Паника охватывает его уже позже, когда, выскочив из-под портика, он в темноте выбежал на перекресток И особенно — когда наконец увидел светлое пятно на земле. Шаль. Тисон промчался мимо, добежал до угла и там стал озираться, вглядываться во мрак В слабом синеватом свечении огрызка луны, уже полностью спрятавшейся за крышами, вырисовывались балконные решетки, прямоугольники оконных и дверных проемов и еще гуще становилась тьма в углах и провалах безмолвной улицы.

— Кадальсо! — почти в отчаянии крикнул комиссар. — Кадальсо!
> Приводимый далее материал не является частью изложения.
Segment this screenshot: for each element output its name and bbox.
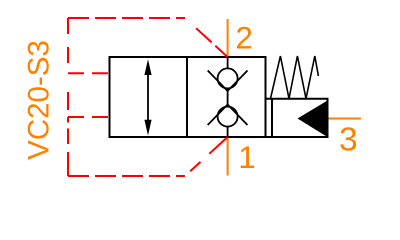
wire port 3 (orange) <box>328 118 361 120</box>
check valve CV2 (bottom): stem, seat, ball <box>208 98 248 137</box>
pilot box left edge <box>271 99 273 137</box>
spring <box>271 56 319 99</box>
svg-text:1: 1 <box>238 139 256 175</box>
pilot stub lower (red dashed) <box>68 116 110 118</box>
svg-text:3: 3 <box>339 122 358 159</box>
pilot box <box>266 99 328 137</box>
svg-text:VC20-S3: VC20-S3 <box>23 40 56 160</box>
svg-text:2: 2 <box>235 20 253 56</box>
pilot stub upper (red dashed) <box>68 72 110 74</box>
flow arrow (double headed) <box>144 59 151 135</box>
pilot line top diagonal to port 2 (red dashed) <box>196 28 228 57</box>
cell divider <box>186 57 188 137</box>
wire port 2 (orange) <box>227 19 229 57</box>
pilot line bottom diagonal to port 1 (red dashed) <box>190 137 227 171</box>
pilot line envelope left (red dashed) <box>67 18 69 176</box>
pilot line envelope top (red dashed) <box>68 17 185 19</box>
valve body envelope <box>110 57 266 137</box>
pilot triangle (solenoid wedge) <box>298 101 328 138</box>
pilot line envelope bottom (red dashed) <box>68 175 185 177</box>
check valve CV1 (top): stem, ball, seat <box>208 57 248 98</box>
wire port 1 (orange) <box>227 137 229 176</box>
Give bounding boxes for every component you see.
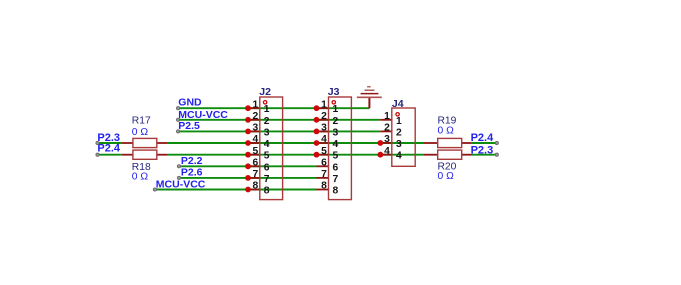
J2 pin numbers outside 1-8: [252, 99, 258, 191]
label R20: [438, 162, 457, 173]
svg-text:J2: J2: [259, 86, 271, 98]
wire net row5 R18 to R20: [168, 154, 424, 156]
wire net MCU-VCC row2: [178, 119, 380, 121]
value R17 0 ohm: [132, 127, 149, 138]
resistor R19 leads: [424, 142, 472, 144]
svg-text:MCU-VCC: MCU-VCC: [178, 109, 228, 121]
svg-text:3: 3: [264, 127, 270, 138]
svg-text:2: 2: [321, 111, 327, 122]
wire end marker P2.5 label: [177, 130, 180, 133]
svg-text:4: 4: [321, 134, 327, 145]
svg-text:3: 3: [252, 123, 258, 134]
svg-text:4: 4: [384, 146, 390, 157]
svg-text:8: 8: [264, 186, 270, 197]
svg-text:P2.4: P2.4: [97, 143, 121, 155]
svg-text:GND: GND: [178, 97, 202, 109]
wire net row4 R17 to R19: [168, 142, 424, 144]
svg-text:1: 1: [333, 104, 339, 115]
svg-text:J3: J3: [328, 86, 340, 98]
wire net GND row1: [178, 107, 369, 109]
svg-text:2: 2: [384, 123, 390, 134]
port P2.4 right: [471, 132, 495, 144]
svg-text:7: 7: [264, 174, 270, 185]
svg-text:4: 4: [333, 139, 339, 150]
svg-text:P2.2: P2.2: [181, 155, 203, 167]
svg-text:1: 1: [321, 99, 327, 110]
wire net row4 right: [472, 142, 497, 144]
resistor R18 body: [133, 150, 157, 159]
svg-text:1: 1: [252, 99, 258, 110]
svg-text:1: 1: [264, 104, 270, 115]
wire end marker MCU-VCC row8 label: [153, 188, 156, 191]
wire net P2.2 row6: [179, 165, 317, 167]
svg-text:3: 3: [384, 134, 390, 145]
svg-text:6: 6: [252, 157, 258, 168]
resistor R19 body: [438, 138, 462, 147]
svg-text:5: 5: [321, 146, 327, 157]
label R18: [132, 162, 151, 173]
svg-text:5: 5: [333, 151, 339, 162]
connector J4 body: [392, 108, 415, 166]
svg-text:P2.6: P2.6: [181, 167, 203, 179]
connector J2 pin stubs: [248, 108, 260, 189]
connector J3 pin1 indicator: [332, 101, 335, 104]
port P2.3 left: [97, 132, 120, 144]
svg-text:0 Ω: 0 Ω: [438, 171, 455, 182]
junction dots at J2 pins: [245, 105, 251, 192]
value R18 0 ohm: [132, 171, 149, 182]
svg-text:8: 8: [333, 186, 339, 197]
label R17: [132, 116, 151, 127]
svg-text:1: 1: [384, 111, 390, 122]
svg-text:2: 2: [396, 127, 402, 138]
wire net P2.6 row7: [179, 177, 317, 179]
node label P2.2: [181, 155, 203, 167]
svg-text:7: 7: [321, 169, 327, 180]
svg-text:MCU-VCC: MCU-VCC: [156, 179, 206, 191]
svg-text:0 Ω: 0 Ω: [132, 171, 149, 182]
resistor R20 body: [438, 150, 462, 159]
label R19: [438, 115, 457, 126]
svg-text:P2.3: P2.3: [471, 145, 494, 157]
svg-text:8: 8: [252, 181, 258, 192]
node label P2.6: [181, 167, 203, 179]
port P2.3 right: [471, 145, 494, 157]
wire net MCU-VCC row8: [155, 189, 317, 191]
J4 pin numbers outside 1-4: [384, 111, 390, 157]
ground symbol (earth) on net GND: [357, 87, 382, 108]
svg-text:4: 4: [396, 151, 402, 162]
junction dots at J3 pins 1-5: [314, 105, 320, 157]
svg-text:6: 6: [264, 162, 270, 173]
connector J3 pin stubs: [317, 108, 329, 189]
wire end marker P2.3 right: [495, 153, 498, 156]
value R20 0 ohm: [438, 171, 455, 182]
resistor R17 body: [133, 138, 157, 147]
J3 pin names inside 1-8: [333, 104, 339, 196]
svg-text:0 Ω: 0 Ω: [438, 125, 455, 136]
wire net P2.4 left stub row5: [98, 154, 122, 156]
connector J4 pin1 indicator: [396, 113, 399, 116]
wire net row5 right: [472, 154, 497, 156]
svg-text:P2.5: P2.5: [178, 120, 200, 132]
svg-text:J4: J4: [392, 98, 404, 110]
port P2.4 left: [97, 143, 121, 155]
svg-text:7: 7: [252, 169, 258, 180]
svg-text:6: 6: [321, 157, 327, 168]
svg-text:3: 3: [321, 123, 327, 134]
J2 pin names inside 1-8: [264, 104, 270, 196]
wire end marker P2.4 right: [495, 141, 498, 144]
svg-text:4: 4: [252, 134, 258, 145]
wire end marker P2.2 label: [177, 165, 180, 168]
connector J3 body: [329, 97, 352, 200]
wire net P2.5 row3: [178, 130, 380, 132]
wire end marker P2.3 left: [96, 141, 99, 144]
resistor R17 leads: [122, 142, 168, 144]
label J2: [259, 86, 271, 98]
J3 pin numbers outside 1-8: [321, 99, 327, 191]
svg-text:2: 2: [252, 111, 258, 122]
svg-text:8: 8: [321, 181, 327, 192]
wire end marker P2.4 left: [96, 153, 99, 156]
wire end marker GND label: [177, 107, 180, 110]
connector J2 body: [260, 97, 283, 200]
svg-text:5: 5: [252, 146, 258, 157]
svg-text:R17: R17: [132, 116, 151, 127]
svg-text:5: 5: [264, 151, 270, 162]
junction dots at J4 pins 3-4: [377, 140, 383, 158]
wire end marker P2.6 label: [177, 176, 180, 179]
label J3: [328, 86, 340, 98]
connector J4 pin stubs: [380, 120, 392, 155]
node label P2.5: [178, 120, 200, 132]
node label MCU-VCC row8: [156, 179, 206, 191]
resistor R18 leads: [122, 154, 168, 156]
connector J2 pin1 indicator: [263, 101, 266, 104]
value R19 0 ohm: [438, 125, 455, 136]
svg-text:6: 6: [333, 162, 339, 173]
node label GND: [178, 97, 202, 109]
node label MCU-VCC row2: [178, 109, 228, 121]
svg-text:P2.4: P2.4: [471, 132, 495, 144]
svg-text:1: 1: [396, 116, 402, 127]
svg-text:7: 7: [333, 174, 339, 185]
svg-text:2: 2: [333, 116, 339, 127]
svg-text:2: 2: [264, 116, 270, 127]
svg-text:3: 3: [333, 127, 339, 138]
svg-text:0 Ω: 0 Ω: [132, 127, 149, 138]
wire net P2.3 left stub row4: [98, 142, 122, 144]
svg-text:3: 3: [396, 139, 402, 150]
label J4: [392, 98, 404, 110]
wire end marker MCU-VCC row2 label: [177, 118, 180, 121]
J4 pin names inside 1-4: [396, 116, 402, 162]
svg-text:4: 4: [264, 139, 270, 150]
resistor R20 leads: [424, 154, 472, 156]
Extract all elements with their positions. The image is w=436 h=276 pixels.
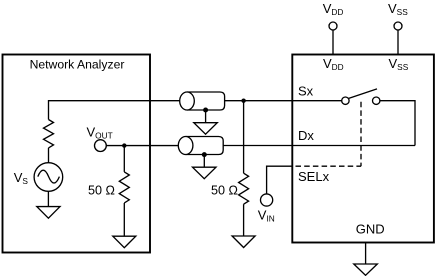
supply VDD circle (329, 22, 337, 30)
wire top (Sx net: source to coax1) (49, 101, 181, 120)
wire VOUT to coax2 (106, 145, 178, 147)
node junction coax2 shield (202, 152, 207, 157)
wire coax1 shield to ground (205, 110, 207, 123)
wire junction down to R 50ohm (123, 146, 125, 172)
wire R2 to ground (243, 204, 245, 236)
svg-text:VSS: VSS (389, 56, 409, 72)
terminal VIN (261, 194, 273, 206)
supply VSS circle (394, 22, 402, 30)
svg-text:VDD: VDD (323, 1, 344, 17)
svg-text:SELx: SELx (298, 169, 330, 184)
ground (coax1 shield) (194, 123, 218, 135)
wire VS to ground (47, 191, 49, 206)
wire R1 to ground (123, 203, 125, 236)
wire RS to VS (48, 148, 50, 163)
svg-text:50 Ω: 50 Ω (211, 184, 238, 198)
switch S1 (342, 97, 349, 104)
resistor R1 50ohm (119, 172, 129, 203)
ground (below VS) (37, 207, 60, 219)
wire SELx control (dashed) (360, 102, 362, 167)
coax cable J2 (bottom) (186, 137, 224, 155)
wire coax1 to switch Sx (225, 100, 342, 102)
node junction VOUT/R term (122, 143, 126, 147)
wire Sx junction down to R2 50ohm (243, 101, 245, 174)
wire VIN to SELx (267, 166, 293, 194)
source VS (34, 163, 63, 192)
node junction Sx/R2 (241, 99, 245, 103)
wire GND to ground (365, 243, 367, 265)
wire switch to Dx riser (380, 101, 415, 146)
box U1 Network Analyzer (3, 55, 151, 253)
terminal VOUT (95, 140, 107, 152)
wire coax2 shield to ground (203, 155, 205, 168)
node junction coax1 shield (203, 108, 208, 113)
resistor RS (44, 120, 54, 148)
svg-text:Sx: Sx (298, 84, 314, 99)
resistor R2 50ohm (239, 173, 249, 204)
svg-text:VSS: VSS (388, 1, 408, 17)
svg-text:Network Analyzer: Network Analyzer (30, 57, 125, 71)
svg-text:VIN: VIN (258, 207, 275, 223)
coax cable J1 (top) (187, 92, 225, 110)
svg-text:50 Ω: 50 Ω (88, 184, 115, 198)
ground (GND) (354, 264, 378, 275)
svg-text:Dx: Dx (298, 128, 314, 143)
svg-text:GND: GND (356, 222, 385, 237)
ground (below R2) (232, 236, 255, 248)
ground (coax2 shield) (193, 167, 217, 179)
wire VDD pin (332, 30, 334, 55)
ground (below R1) (113, 236, 136, 248)
svg-text:VDD: VDD (323, 56, 344, 72)
box U2 DUT (292, 55, 434, 243)
wire VSS pin (397, 30, 399, 55)
wire coax2 to Dx (into box) (223, 145, 415, 147)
И будто отзываясь на его голос, в одном из угрюмых закоулков, в провале, зловещей расщелиной протянувшемся к самому темному месту маленькой площади, что-то вдруг на секунду мелькнуло — словно часть дома ожила. Почти в тот же миг за спиной комиссара с грохотом распахнулась дверь, ударивший оттуда широкий луч света, будто лезвие клинка, полоснул улицу и следом грузно затопали шаги набегающего Кадальсо. Но Тисон, не дожидаясь его, сам пускается бегом, ныряя во тьму, как в воду и, приближаясь, все яснее различает, как бесформенная куча внезапно распадается на две тени: одна по-прежнему неподвижно распростерта на земле, другая стремительно удаляется, прижимаясь к фасадам домов. Не задерживаясь возле первой, комиссар бросается за второй, а та уже пересекла улицу и скрывается за углом Кунья-Вьеха. В лунном блеске на мгновение вдруг возникает черная, проворная, бесшумная фигура.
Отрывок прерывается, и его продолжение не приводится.